ONNX Runtime might seem like a complex term, but it's essentially a high-performance engine designed for both inferring and accelerating machine learning models. The Open Neural Network Exchange (ONNX) format is at the heart of this engine, serving as a universal format for machine learning models. This means no matter which framework was originally used to train a model — be it PyTorch, TensorFlow, JAX, or even classical machine learning libraries like scikit-learn, LightGBM, XGBoost, etc.—it can be converted to ONNX format. This format can run efficiently across different platforms, including your PHP applications.

Inspired by the Best

The development of TransformersPHP was inspired by the Xenova/transformers project, a similar initiative for JavaScript using ONNX runtime too.
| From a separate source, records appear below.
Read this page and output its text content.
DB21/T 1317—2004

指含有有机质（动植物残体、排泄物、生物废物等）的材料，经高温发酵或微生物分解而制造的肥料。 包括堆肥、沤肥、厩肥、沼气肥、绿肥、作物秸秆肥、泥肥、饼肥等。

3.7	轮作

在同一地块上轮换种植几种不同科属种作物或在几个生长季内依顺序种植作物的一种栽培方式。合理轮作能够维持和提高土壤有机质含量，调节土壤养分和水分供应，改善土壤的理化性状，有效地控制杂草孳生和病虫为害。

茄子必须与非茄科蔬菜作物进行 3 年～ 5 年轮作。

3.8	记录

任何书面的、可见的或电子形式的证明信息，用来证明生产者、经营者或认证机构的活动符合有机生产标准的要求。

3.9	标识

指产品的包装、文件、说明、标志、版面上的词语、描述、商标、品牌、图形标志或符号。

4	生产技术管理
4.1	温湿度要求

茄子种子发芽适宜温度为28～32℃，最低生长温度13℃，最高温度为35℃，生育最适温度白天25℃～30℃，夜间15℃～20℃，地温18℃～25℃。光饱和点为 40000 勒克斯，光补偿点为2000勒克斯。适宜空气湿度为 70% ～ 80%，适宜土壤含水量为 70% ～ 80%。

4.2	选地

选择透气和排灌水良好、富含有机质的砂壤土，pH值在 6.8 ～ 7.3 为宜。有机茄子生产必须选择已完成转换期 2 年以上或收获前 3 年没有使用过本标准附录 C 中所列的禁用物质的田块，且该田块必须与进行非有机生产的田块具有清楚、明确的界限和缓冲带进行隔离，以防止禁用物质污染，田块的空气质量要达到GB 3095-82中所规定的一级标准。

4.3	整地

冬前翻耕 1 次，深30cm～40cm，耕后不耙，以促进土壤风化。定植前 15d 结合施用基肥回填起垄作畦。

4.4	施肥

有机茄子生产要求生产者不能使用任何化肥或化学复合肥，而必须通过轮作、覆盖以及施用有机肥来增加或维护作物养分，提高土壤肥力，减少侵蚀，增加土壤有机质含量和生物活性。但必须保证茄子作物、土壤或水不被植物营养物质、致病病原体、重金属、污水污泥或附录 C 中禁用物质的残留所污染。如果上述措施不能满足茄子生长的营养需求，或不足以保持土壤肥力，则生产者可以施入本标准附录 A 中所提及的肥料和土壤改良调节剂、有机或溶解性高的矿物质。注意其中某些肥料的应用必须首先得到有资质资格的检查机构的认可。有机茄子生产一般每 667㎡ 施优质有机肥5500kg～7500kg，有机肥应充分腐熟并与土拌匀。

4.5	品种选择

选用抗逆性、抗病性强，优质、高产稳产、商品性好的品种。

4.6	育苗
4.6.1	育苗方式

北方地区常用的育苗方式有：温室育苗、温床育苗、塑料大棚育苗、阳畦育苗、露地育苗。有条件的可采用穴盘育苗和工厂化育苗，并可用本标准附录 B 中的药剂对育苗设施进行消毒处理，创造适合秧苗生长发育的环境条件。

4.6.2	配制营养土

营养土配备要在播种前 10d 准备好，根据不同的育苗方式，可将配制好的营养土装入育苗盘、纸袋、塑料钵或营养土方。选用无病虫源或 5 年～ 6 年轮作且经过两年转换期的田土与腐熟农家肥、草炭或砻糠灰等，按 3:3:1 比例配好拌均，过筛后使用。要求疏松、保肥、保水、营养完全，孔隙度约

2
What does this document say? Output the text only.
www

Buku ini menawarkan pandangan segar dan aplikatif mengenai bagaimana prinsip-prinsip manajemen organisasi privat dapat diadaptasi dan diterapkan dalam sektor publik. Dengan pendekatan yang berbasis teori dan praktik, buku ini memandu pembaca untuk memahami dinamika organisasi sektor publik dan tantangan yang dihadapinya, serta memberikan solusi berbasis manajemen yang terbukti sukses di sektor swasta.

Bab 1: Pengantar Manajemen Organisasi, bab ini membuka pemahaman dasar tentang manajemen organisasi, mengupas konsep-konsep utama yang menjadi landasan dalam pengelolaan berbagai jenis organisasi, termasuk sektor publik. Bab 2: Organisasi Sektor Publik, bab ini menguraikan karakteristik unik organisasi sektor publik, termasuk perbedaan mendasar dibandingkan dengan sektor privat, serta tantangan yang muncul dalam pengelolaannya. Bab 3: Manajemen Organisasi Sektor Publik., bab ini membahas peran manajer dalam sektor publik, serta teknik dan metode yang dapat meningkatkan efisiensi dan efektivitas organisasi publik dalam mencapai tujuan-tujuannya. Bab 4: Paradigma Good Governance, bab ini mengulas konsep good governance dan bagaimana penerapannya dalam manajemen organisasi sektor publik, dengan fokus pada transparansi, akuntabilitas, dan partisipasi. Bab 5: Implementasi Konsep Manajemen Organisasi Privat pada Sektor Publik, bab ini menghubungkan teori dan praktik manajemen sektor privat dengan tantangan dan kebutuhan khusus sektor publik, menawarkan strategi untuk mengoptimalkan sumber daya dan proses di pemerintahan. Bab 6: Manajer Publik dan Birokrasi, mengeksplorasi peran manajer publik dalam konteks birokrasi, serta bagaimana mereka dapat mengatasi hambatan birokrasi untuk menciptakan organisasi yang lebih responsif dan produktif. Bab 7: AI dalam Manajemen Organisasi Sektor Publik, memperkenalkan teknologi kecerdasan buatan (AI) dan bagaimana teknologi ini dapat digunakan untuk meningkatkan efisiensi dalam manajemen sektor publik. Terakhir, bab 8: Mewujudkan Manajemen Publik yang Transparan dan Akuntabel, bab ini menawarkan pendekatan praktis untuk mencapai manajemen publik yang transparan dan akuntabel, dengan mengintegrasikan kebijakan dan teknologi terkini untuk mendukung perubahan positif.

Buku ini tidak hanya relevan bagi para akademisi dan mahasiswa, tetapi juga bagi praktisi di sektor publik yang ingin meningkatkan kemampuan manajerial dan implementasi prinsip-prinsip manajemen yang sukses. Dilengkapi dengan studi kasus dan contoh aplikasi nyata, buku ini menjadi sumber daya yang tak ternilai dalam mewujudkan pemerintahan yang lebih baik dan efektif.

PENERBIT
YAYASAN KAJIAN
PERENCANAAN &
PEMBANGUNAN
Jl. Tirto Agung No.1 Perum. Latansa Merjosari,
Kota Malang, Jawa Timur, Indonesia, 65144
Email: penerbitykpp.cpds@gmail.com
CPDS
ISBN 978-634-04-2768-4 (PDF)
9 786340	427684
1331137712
This shared inspiration means that most models prepared for use with Xenova/transformers, are also compatible with TransformersPHP. It creates a seamless bridge between the machine learning world and PHP development, allowing you to leverage powerful models within your applications.

Quick tour

To make things clear, let's compare how you'd do something in Python, PHP (using our library), and Javascript (using a similar library called Xenova). Let's say you want to find out if a piece of text has a positive or negative vibe:

Python (original)PHP (ours)Javascript (Xenova)
python
from transformers import pipeline

# Allocate a pipeline for sentiment-analysis
pipe = pipeline('sentiment-analysis')

out = pipe('I love transformers!')
# [{'label': 'POSITIVE', 'score': 0.999806941}]
php
use function Codewithkyrian\Transformers\Pipelines\pipeline;

// Allocate a pipeline for sentiment-analysis
$pipe = pipeline('sentiment-analysis');

$out = $pipe('I love transformers!');
// [{'label': 'POSITIVE', 'score': 0.999808732}]
javascript
import {pipeline} from '@xenova/transformers';

// Allocate a pipeline for sentiment-analysis
let pipe = await pipeline('sentiment-analysis');

let out = await pipe('I love transformers!');
// [{'label': 'POSITIVE', 'score': 0.999817686}]

You can see how similar it is across languages, making it easier if you're switching between them or learning a new one.

What TransformersPHP is Not

While the original HuggingFace Transformers library in Python is a versatile tool supporting both the training of machine learning models and inference (using models to make predictions), TransformersPHP allows only inference. This means that you cannot train new models from scratch, or fine-tune pretrained models using TransformersPHP.